Um homem com uma margarida no peito (Da série "Vejo Flores em Você")
Era uma vez um menino só. E de tanto ser só e sozinho cuidar de si mesmo, o menino foi deixando prematuramente de ser menino. E mesmo com rosto de menino, jeito de menino, tamanho de menino, por dentro já era crescido. E ganhou o mundo. No dia em que partiu, deixou atrás do portão um pedaço de si e as lágrimas da mãe. E no mundo, apesar de menino, fez casa, ganhou a vida... Apenas seu olhos e seu coração denunciavam a anomalia, que, diga-se, foi corrigida pelo passar dos anos, eis que o menino foi ficando crescido também em pernas, braços, rosto e omissões. E tudo a seguir seu rumo, parecendo apontar pra frente. Foi então que um dia, homem feito, remexendo uma gaveta de guardados, encontrou o retrato do menino só. E teve saudades da infância que inventara: mais sol, menos solidão. Sem saber muito bem a razão, surpreedeu a si mesmo parado em frente ao velho portão. E avistou, de longe, um menino a brincar no jardim. E o menino criara um rebanho inteiro de vaquinhas de paus de fósforo, e falava sozinho em vozes várias, fingindo ser menos só. Recuou diante da cena e tomou o caminho de volta. E só voltando pra casa compreendeu que aquele pedaço deixado pra trás, não o reaveria, que aquela falta que levara consigo era definitiva. E era preciso viver com ela. Ao aceitar a falta e a verdade do que ficara atrás do portão, desfez-se o nó e lágrimas grossas escorreram-lhe dos olhos. Percebeu, então, que no seu peito havia nascido uma margarida. Talvez as lágrimas a tivessem regado...vai saber. Daquele momento em diante precisou aceitar algumas limitações no vestir, ao frequentar certos lugares onde as pessoas não conseguiam compreender que houvesse nascido uma margarida no peito de um homem. Em compensação, encontrou várias pessoas que guardavam flores escondidas sob as vestes. Flores que só haviam nascido porque o reconhecimento de um vazio, de uma falta, abrira espaço pra elas...
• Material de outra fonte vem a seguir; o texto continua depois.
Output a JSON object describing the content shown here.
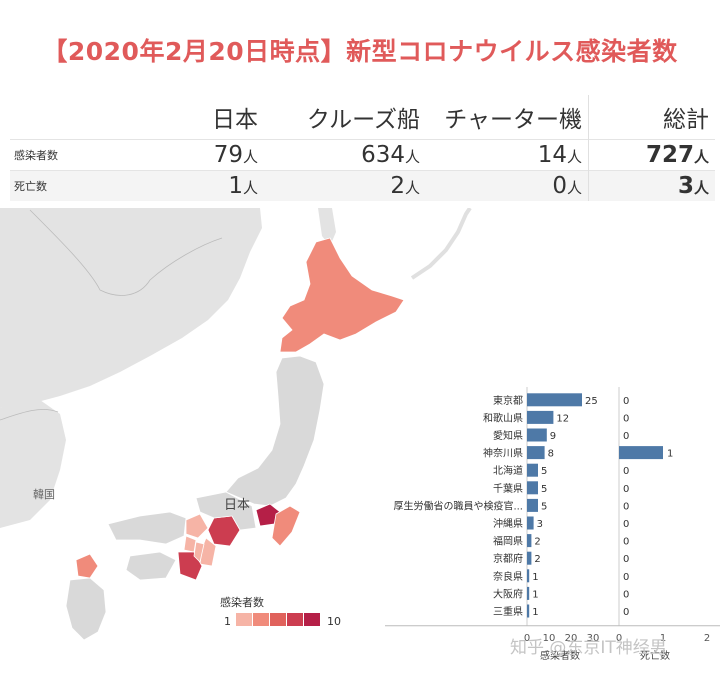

(Este texto vai dedicado a todos os meninos e meninas que tiveram coragem de voltar ao portão, e seguiram em frente, mesmo que não lhes tenha nascido uma flor ao peito...ainda)
Imagem: João Castela Cravo
(Este texto vai dedicado a todos os meninos e meninas que tiveram coragem de voltar ao portão, e seguiram em frente, mesmo que não lhes tenha nascido uma flor ao peito...ainda)
Imagem: João Castela Cravo
7 Comentários:
Sinceridade, Glau?
Tu me dás medo!
Porque no meu peito já se criam margaridas há anos, graças a Deus, que Ele as pôs lá.
Tu és louca, mulher! Estes segredos a gente nao escreve assim deste jeito...
Isso não se faz.
Te beijo
Gláucia, vai ao meu blogue ;-)
Alex, querido, eu já sabia que trazias margaridas no peito. Só um homem com margaridas no peito poderia me alcançar a mão através do oceano, me fazer rodopiar sozinha pela sala depois de ler um pqne (post que não esperava), e me fazer dormir a milhas de distância. Tenha medo não. Eu sei que tu preferes as loucas (de tão sinceras). Bjos
Papa, acabo de voltar da tua página. A margarida que me ofereceste ainda é da minha cor preferida! Queria ainda dizer-te que, pelo que escreves, pelo que nos une, pela tua capacidade de estar cá e além mar ao mesmo tempo, também já havias denunciado as flores ao peito. Eu só não sei quais são.
Thiago, querido, nunca é tarde pra brincar. Mas ir lá no portão espiar o menino sempre ajuda. As vezes a gente enxerga coisas que podem surpreender ou explicar e re-significar outras tantas. E ficar menos só nunca é definitivo, é sempre incidental. Eu me sinto menos só quando vens aqui. Me senti muito menos só quando disseste que havia mandado o "cem morangos" pra tua amiga...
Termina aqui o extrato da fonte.